Therukkoothu thrives, channeling spirit of the times

December 26, 2012 02:48 am | Updated November 17, 2021 04:33 am IST - CHENNAI:

P.K. Sambanda Thambiran has won this year’s Sangeet Natak Akademi award. Photo: Special Arrangement

P.K. Sambanda Thambiran has won this year’s Sangeet Natak Akademi award. Photo: Special Arrangement

In an era when cinema and other forms of infotainment threaten native folk art forms and amidst heavy pressure to compromise on quality, Therukkoothu is alive and thriving.

“The reception is encouraging. In the past, there used to be five or six troupes in an area. Now, there are 30 to 40 groups. But the only disadvantage is that there is more competition and only the best will get more opportunities,” P.K. Sambanda Thambiran, who has won this year’s Sangeet Natak Akademi award.

The ‘P’ in his initials stands for Purisai, a small village in Tiruvannamalai district, a name synonymous with Therukkoothu and which has produced some great artistes incluing Sambanda Thambiran’s father Kannappa Thambiran.

Sambanda Thambiran, a fifth-generation artiste, was in Chennai to train students of the National School of Drama in enacting Shakespeare’s Macbeth in the street performance form.

Sambanda Thambiran said the dress code, make-up, singing style and music differered from region to region. While the ‘therkatthi paani’ (southern style) is practised in areas around Villupuram and Tindivanam, the art form that prevails in Tiruvannamalai, Kancheepuram, Vellore and other districts is called ‘vadakkathi ‘paani (northern style).

Muhaveena, harmonium, dolak, mrindangam and jalra are the musical instruments used in Therukkoothu .

“We usually use Carnatic ragas such as naattai, kedara gowla, muhari, and nadhanamakriya for singing viruthams,” he said, as he rendered a high-pitched song in muhari that narrated Panchali’s lament on how a loafer grabbed her hair and dragged her away.

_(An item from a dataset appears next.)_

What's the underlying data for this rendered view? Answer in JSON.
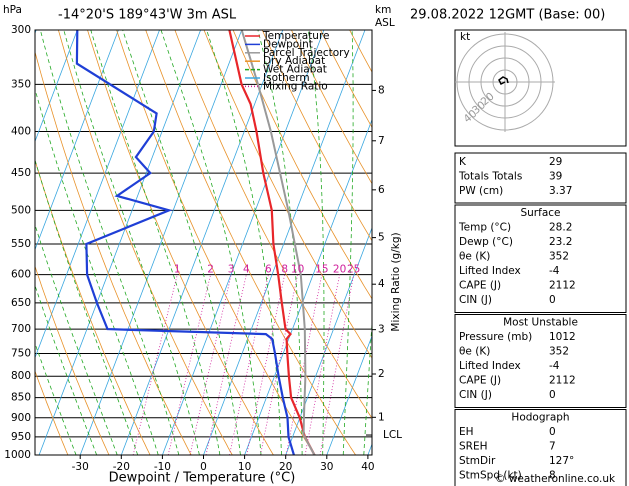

“We have never been under pressure to introduce vulgar body movements, dialogues and music that have gradually crept into other folk arts. In fact, we will be chided if we resort to cheap methods to please the audience,” said Sambandan.

He expressed happiness over the award. “It is a recognition, not just for me, but for all Therukkothu artistes and members of my group,” said Sambandan, who has been running Purisai Duraisami Kannappa Thambiran Paramparai Therukkoothu Mandram.

The Mahabaratha is usually the preferred subject for Therukkoothu , which is normally performed during the Tamil months beginning from Chithirai to Purattaasi in Draupadhi Amman and Mariamman temples. But in the 1980s, the trend changed with the arrival of Sambanda Thambiran, who was also trained in modern theatre at Koothu Pattarai, the experimental theatre group based in the city.

“The interaction between Therukkoothu and modern theatre led to many more experiments. We started performing Subramania Bharathiyar’s Panchali Sabatham, Kambaramayana and other literary works. Though we introduced novel ideas, we never deviated from the basic structure of the art form,” said Sambandan, who has travelled to France, Colombia, Sweden, Singapore and US to give performances.

In Colombia, he staged Gabriel Garcia Marquez’s A Very Old Man with Enormous Wings during the fifth international Theatre Festival.

Asked whether people in a Spanish-speaking country were able to understand a story rendered in Tamil, he said the narrator of the prologue ( kattiyankaran ) explained everything to the audience in a nutshell.

During Bertolt Brecht’s birth centenary , he also adapted The Caucasian Chalk Circle in the Therukkoothu form.